Are you up for some star gazing? Not of the celestial kind, but more of the retro celebrity stars kind. If you would like to see the Hollywood stars, musicians, artists, and other stars of the 1960s through the eyes (and lens) of history’s iconic Pop artist, you might want to search for a copy of Andy Warhol’s ‘Exposures.’
In 1976, Pop artist Andy Warhol picked up a Minox 35 EL camera during a trip to Germany. American writer Bob Colacello, who was with him during the trip, recalls the artist’s love at first sight moment with the camera during their stop in Zurich:
“Thomas Ammann, who was working for Bischofberger then, came by Andy‘s suite at the Dolder Grand and immediately sent Andy into a paroxysm of envy when he pulled a sleek little black camera from his pocket and snapped a picture. It was the new Minox 35EL, then the smallest camera available that took full-frame 35mm photographs. ‘Where did you get that!’ Andy wanted to know. ’It’s so great. It looks like a James Bond camera. Aren’t you going to give it to me?” Ammann said he would try to buy one for Andy, but they were completely sold out in Zurich and St. Moritz. As soon as we got to our next stop, Bonn…we went to a camera shop and bought two Minoxes: one for Andy and one for me." – from Bruno Bischofberger’s Andy Warhol's Visual Memory
With this camera purchase, Warhol’s interest with photography was rekindled, friends saying he “divorced” his tape recorder and "remarried the handsome Minox instead. I couldn’t blame him though; as Colacello and others noted, it was the smallest camera on the market, handy enough for him to carry it around him easily (hmmm reminiscent of Rule #1 don’t you think? Could Warhol be possibly a lomographer in the making?).
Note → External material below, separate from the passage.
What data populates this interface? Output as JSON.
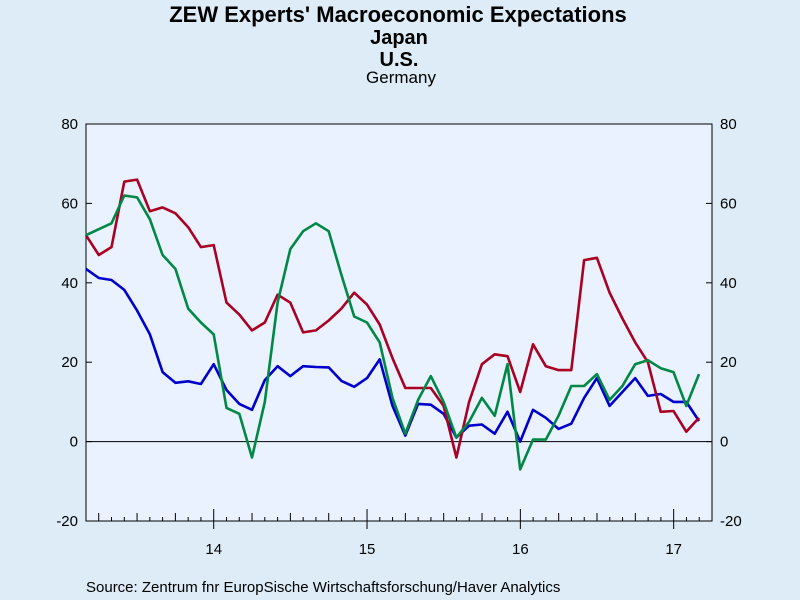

So, enamored with his Minox EL, Warhol was soon spotted around the Factory and outside events sporting this compact beauty. He started shooting several rolls of film per week, taking photos of his friends, celebrities, Factory regulars, politicians, fellow artists, and others. Later, according to Swiss art dealer and gallerist Bruno Bischofberger, Warhol began choosing five photos from each roll to be printed.
It was also around this time that Warhol expressed interest in creating a photobook with Colacello:
“In Naples…one afternoon, as we took matching photos of the Bay of Naples, Andy said, ‘We should do a photography book together, Bob. We’ve got to take photographs whereever we go from now on. It’s work now, Bob.’ That’s how our next book, Andy Warhol’s Exposures, started.” – from Andy Warhol Superstars
Exposures was published by Grosset & Dunlap in 1979, containing text by Colacello alongside Warhol’s selected black and white photos. The original title was supposed to be called Social Disease (perhaps in allusion to Warhol’s quote that you can find here) but Colacello said they decided to come up with another one when people from B. Dalton Bookseller commented that they would buy fewer copies for their smaller stores if that was the title.
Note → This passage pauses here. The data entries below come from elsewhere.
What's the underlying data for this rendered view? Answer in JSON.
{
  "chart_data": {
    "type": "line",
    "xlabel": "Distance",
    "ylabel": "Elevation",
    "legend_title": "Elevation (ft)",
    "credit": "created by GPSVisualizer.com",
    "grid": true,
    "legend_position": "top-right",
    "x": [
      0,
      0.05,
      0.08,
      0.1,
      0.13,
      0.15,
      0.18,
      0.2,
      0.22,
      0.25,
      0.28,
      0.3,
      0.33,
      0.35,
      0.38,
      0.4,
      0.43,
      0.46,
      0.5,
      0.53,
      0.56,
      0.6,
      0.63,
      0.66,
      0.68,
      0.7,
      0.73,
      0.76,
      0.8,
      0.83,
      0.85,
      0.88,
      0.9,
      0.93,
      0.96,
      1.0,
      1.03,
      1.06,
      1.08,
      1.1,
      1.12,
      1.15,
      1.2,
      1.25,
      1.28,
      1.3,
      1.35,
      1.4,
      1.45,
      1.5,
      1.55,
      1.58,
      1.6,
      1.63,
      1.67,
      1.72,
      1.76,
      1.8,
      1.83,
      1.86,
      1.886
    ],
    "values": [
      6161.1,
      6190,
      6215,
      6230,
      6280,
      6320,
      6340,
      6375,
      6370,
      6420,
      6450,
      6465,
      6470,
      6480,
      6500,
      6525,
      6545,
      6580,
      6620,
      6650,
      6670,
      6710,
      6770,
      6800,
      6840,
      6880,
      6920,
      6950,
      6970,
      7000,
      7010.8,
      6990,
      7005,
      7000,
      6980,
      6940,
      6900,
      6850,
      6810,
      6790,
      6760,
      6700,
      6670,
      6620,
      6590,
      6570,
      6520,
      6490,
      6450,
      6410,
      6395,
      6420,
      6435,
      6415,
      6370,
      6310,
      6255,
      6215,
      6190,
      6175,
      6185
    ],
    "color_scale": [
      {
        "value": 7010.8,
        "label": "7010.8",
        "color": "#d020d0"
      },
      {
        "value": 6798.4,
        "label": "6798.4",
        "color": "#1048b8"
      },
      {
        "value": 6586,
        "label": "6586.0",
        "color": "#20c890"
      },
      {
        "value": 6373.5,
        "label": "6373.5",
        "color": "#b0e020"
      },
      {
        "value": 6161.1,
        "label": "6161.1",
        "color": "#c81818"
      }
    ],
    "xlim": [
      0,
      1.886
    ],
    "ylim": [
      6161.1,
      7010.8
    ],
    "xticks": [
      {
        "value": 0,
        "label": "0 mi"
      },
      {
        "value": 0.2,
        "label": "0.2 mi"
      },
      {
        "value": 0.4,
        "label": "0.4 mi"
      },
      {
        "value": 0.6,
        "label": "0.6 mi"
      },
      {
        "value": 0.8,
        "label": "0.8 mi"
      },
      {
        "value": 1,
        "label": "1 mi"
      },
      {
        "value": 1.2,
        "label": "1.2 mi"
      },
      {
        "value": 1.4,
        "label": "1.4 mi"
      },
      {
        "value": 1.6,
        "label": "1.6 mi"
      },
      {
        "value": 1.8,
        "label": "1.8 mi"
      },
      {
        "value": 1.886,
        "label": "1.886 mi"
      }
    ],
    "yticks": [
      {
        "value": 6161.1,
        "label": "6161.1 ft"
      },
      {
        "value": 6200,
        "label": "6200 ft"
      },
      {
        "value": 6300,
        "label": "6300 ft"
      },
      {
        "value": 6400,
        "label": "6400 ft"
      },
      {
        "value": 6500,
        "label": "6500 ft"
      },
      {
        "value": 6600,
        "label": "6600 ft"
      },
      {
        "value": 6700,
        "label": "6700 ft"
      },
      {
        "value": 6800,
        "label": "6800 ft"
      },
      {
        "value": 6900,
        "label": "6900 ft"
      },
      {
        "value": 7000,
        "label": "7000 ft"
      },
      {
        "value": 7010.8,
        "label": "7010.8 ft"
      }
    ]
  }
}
Although it could be pretty difficult to find decent copies of Andy Warhol’s Exposures today, it would obviously be worth the effort to get one’s hands on one, Warhol fan or not. It remains to be an interesting book that doesn’t only take us to a star-gazing spree in the Pop artist’s world with his celebrity friends, fellow artists, free thinkers, and collaborators, but offer a glimpse of the way he used the handy Minox camera to document the era that he partly defined.